Problematiche Specifiche e Interventi Nutrizionali
Difficoltà nella Deglutizione (Disfagia)
In caso di DIFFICOLTA’ NELLA DEGLUTIZIONE (DISFALGIA) bisogna mangiare lentamente e introdurre cibi della stessa consistenza, fare piccoli bocconi, eseguire colpi di tosse volontari e mantenersi seduti subito dopo aver finito il pasto.
Alterazioni Sensoriali
In caso di ALTERAZIONI SENSORIALI come riduzione di gusto, olfatto, vista e udito, si può andare incontro ad una ridotta socializzazione al momento del pasto e di conseguenza una riduzione della sensazione di piacere del cibo; ridotta produzione e viscosità della saliva che porta ad un aumento della secchezza della bocca e quindi difficoltà nella masticazione e deglutizione con conseguente irritazione e dolore; diminuzione dei sensi dell’olfatto e del gusto portano ad una riduzione dell’interesse nei confronti del cibo.
Nutrizione Parenterale
La Nutrizione Parenterale (NP) ospedaliera e Domiciliare deve essere riservata a quei casi in cui la NE è controindicata o non eseguibile: nell’anziano è infatti gravata da maggiori rischi di squilibrio idroelettrolitico e di scompenso cardiaco.
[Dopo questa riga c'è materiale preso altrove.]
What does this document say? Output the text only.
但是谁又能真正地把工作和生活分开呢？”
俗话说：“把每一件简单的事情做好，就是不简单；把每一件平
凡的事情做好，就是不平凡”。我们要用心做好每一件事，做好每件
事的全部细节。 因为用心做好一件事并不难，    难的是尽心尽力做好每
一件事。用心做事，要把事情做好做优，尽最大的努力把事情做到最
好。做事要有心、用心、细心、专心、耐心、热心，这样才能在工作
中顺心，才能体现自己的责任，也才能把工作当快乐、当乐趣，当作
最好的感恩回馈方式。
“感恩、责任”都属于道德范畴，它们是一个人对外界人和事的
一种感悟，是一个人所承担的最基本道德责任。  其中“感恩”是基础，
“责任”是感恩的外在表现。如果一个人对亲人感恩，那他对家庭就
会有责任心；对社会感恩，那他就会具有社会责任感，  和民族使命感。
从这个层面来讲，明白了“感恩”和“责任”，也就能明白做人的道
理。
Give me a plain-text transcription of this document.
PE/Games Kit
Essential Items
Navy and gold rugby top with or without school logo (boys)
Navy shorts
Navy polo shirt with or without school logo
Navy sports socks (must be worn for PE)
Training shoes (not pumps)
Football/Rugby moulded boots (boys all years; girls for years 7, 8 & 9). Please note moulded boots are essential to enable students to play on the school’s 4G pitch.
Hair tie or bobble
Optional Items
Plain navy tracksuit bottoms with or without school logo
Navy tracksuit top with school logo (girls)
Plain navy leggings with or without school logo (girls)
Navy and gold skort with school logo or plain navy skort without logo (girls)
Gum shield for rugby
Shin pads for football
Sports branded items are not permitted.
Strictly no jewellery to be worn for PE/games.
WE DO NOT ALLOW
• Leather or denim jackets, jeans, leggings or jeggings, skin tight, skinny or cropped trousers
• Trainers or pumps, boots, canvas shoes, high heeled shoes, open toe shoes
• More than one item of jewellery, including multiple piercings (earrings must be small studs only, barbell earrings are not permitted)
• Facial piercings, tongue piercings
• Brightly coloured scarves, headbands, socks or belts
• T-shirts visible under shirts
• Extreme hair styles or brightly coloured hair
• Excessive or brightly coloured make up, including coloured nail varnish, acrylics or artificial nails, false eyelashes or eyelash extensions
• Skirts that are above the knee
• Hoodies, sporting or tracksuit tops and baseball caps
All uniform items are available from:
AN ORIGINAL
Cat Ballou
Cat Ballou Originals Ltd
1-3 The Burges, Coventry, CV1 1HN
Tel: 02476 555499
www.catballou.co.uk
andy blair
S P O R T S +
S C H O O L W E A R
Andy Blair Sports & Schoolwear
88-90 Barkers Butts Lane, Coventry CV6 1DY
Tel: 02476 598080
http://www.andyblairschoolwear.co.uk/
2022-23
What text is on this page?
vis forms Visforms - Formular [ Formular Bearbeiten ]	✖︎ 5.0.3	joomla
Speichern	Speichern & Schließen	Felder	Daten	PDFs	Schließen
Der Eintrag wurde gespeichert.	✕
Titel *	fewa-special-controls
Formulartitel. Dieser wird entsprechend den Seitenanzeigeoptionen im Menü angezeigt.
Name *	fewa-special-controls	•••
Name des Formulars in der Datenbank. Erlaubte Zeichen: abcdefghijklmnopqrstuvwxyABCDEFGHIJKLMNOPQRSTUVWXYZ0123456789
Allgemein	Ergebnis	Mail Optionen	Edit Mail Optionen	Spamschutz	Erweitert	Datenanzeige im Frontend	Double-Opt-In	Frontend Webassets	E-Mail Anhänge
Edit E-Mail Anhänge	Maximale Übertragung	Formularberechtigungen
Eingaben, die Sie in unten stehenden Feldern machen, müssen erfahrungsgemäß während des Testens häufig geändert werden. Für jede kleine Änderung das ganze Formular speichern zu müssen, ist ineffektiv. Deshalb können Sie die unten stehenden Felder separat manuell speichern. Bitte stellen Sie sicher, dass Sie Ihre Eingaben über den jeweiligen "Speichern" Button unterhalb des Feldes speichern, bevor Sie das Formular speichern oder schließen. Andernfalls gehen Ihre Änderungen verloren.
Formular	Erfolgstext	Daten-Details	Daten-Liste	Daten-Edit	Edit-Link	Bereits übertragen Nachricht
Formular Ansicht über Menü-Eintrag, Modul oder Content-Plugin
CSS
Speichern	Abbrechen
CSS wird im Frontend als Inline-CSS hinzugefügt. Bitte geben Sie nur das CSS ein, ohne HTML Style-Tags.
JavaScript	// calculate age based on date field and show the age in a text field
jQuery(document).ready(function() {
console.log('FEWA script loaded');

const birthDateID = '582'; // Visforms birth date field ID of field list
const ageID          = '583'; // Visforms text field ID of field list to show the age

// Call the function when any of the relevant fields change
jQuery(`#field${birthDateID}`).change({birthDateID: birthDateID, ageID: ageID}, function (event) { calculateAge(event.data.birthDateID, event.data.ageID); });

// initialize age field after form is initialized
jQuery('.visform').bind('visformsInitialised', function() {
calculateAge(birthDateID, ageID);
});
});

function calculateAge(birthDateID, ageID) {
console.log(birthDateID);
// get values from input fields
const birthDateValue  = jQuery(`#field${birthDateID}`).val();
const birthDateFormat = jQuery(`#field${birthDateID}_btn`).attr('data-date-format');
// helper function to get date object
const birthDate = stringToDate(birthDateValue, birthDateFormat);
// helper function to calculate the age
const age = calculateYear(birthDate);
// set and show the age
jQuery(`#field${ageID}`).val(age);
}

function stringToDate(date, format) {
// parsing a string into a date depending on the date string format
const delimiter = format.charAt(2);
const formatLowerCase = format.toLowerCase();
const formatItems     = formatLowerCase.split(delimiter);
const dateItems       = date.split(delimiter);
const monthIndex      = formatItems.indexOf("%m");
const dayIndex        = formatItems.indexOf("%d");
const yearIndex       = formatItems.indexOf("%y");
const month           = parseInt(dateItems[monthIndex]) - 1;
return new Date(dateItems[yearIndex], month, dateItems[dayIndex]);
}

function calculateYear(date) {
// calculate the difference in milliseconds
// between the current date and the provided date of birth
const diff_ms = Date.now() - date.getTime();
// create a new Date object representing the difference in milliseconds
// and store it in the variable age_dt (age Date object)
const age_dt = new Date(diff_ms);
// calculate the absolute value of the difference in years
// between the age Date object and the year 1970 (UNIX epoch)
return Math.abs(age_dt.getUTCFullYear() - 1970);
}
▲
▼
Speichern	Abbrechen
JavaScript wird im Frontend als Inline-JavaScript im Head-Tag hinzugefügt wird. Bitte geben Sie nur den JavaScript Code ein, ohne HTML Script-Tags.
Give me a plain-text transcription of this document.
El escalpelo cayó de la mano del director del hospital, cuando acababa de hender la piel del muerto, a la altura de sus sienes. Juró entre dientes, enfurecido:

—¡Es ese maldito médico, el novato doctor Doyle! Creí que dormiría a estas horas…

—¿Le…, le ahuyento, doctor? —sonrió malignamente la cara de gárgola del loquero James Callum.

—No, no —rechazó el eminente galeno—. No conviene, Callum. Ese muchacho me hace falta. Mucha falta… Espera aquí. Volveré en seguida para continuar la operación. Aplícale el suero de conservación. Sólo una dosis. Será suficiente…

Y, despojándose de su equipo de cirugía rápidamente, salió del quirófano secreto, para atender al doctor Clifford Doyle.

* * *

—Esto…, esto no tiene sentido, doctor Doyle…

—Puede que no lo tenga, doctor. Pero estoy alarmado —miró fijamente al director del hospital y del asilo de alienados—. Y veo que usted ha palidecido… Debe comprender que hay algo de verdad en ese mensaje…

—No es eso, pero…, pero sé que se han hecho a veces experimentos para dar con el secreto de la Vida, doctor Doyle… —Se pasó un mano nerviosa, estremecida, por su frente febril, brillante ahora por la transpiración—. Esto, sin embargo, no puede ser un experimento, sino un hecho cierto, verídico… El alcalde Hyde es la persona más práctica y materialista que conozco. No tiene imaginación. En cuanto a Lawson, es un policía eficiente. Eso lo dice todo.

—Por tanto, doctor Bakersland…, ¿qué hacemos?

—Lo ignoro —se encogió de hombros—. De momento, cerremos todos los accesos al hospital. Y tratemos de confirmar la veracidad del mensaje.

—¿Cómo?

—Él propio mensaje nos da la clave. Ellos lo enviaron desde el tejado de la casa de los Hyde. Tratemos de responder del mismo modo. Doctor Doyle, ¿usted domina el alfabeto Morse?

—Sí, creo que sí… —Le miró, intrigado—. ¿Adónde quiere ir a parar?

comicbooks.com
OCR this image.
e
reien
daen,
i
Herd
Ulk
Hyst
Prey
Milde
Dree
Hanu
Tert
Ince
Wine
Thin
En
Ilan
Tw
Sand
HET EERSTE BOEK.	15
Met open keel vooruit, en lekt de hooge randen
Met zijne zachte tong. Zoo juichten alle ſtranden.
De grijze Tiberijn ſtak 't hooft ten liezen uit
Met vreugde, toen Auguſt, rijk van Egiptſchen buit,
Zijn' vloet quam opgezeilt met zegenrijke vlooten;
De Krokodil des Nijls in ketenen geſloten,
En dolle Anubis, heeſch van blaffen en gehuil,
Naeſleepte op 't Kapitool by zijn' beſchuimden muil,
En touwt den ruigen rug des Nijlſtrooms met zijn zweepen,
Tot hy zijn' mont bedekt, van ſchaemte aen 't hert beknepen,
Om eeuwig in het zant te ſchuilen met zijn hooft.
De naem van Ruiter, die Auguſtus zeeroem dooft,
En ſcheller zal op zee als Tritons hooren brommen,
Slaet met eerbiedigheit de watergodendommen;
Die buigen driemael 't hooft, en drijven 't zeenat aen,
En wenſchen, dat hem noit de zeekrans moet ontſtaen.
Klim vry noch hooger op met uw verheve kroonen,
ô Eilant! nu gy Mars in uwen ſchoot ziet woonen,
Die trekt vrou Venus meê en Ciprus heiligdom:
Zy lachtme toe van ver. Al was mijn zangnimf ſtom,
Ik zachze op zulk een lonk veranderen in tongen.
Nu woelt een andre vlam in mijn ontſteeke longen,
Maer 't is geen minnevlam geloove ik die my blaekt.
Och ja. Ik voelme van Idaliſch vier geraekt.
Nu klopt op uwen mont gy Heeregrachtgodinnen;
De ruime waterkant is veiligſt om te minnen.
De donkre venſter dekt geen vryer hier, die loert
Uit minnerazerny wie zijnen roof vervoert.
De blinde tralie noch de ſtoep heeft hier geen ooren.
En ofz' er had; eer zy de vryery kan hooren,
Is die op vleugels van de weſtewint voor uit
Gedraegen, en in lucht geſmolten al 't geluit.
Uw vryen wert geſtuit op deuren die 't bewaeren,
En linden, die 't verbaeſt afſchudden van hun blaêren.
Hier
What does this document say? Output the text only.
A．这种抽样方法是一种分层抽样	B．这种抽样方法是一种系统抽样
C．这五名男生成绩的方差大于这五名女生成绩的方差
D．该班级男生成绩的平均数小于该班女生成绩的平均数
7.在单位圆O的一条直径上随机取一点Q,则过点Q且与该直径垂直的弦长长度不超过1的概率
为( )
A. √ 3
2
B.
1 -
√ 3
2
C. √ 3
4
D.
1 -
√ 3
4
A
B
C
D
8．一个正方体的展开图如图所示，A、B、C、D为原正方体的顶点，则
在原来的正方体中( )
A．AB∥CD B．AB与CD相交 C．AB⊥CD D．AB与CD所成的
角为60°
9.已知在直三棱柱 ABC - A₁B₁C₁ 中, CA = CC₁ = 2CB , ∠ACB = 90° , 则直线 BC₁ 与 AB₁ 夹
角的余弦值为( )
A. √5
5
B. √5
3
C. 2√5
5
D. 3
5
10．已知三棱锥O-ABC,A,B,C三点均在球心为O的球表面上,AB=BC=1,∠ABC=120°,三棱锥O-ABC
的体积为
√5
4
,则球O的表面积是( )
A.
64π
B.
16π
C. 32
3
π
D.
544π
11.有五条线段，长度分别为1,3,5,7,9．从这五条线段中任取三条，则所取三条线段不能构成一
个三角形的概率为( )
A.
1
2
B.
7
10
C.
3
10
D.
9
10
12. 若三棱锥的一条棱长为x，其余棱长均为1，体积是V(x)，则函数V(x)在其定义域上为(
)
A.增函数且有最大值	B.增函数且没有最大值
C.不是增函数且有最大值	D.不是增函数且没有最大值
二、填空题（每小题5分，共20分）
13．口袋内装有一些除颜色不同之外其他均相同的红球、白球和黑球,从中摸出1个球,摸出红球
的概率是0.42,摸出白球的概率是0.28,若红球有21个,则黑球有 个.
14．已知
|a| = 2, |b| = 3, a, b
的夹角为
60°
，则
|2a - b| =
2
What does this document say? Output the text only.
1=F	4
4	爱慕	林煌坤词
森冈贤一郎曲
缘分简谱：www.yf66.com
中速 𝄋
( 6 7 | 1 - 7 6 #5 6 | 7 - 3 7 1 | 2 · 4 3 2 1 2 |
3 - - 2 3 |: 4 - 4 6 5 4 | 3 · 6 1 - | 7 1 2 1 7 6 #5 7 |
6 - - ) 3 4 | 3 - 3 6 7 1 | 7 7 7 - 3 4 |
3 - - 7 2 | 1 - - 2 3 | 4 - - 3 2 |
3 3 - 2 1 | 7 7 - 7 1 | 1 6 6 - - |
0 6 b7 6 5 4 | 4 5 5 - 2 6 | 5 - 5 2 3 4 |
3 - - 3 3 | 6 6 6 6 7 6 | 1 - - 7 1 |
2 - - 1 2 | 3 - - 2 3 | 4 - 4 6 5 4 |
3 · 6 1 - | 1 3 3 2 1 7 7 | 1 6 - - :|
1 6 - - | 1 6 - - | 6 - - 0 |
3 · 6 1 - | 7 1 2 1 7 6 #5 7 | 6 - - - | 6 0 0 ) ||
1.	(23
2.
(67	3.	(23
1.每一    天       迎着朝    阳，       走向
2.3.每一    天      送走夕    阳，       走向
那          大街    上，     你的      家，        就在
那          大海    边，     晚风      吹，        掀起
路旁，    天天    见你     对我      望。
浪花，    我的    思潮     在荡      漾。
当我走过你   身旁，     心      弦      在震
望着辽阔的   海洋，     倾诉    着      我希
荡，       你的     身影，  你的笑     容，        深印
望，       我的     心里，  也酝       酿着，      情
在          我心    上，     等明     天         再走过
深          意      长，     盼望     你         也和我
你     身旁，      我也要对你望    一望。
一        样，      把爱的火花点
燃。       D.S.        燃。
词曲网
Il Ruolo del Nutrizionista
Ogni persona è diversa, quindi è importante adattare la dieta alle proprie esigenze. Il nutrizionista non si limita a studiare diete per perdere peso. L’unità di nutrizione imposta piani alimentari personalizzati in funzione delle esigenze e degli eventuali problemi del paziente, fornendo indicazioni per migliorare lo stile di vita. Oltre a prevenire l’insorgere di malattie e a migliorare la condizione di salute, la consulenza nutrizionale è indicata per la correzione delle abitudini alimentari, per la risoluzione di problemi di sovrappeso, obesità o sottopeso, allergie e intolleranze. Inoltre è anche un valido supporto per l’alimentazione degli sportivi, delle donne in gravidanza, in fase di allattamento e in menopausa.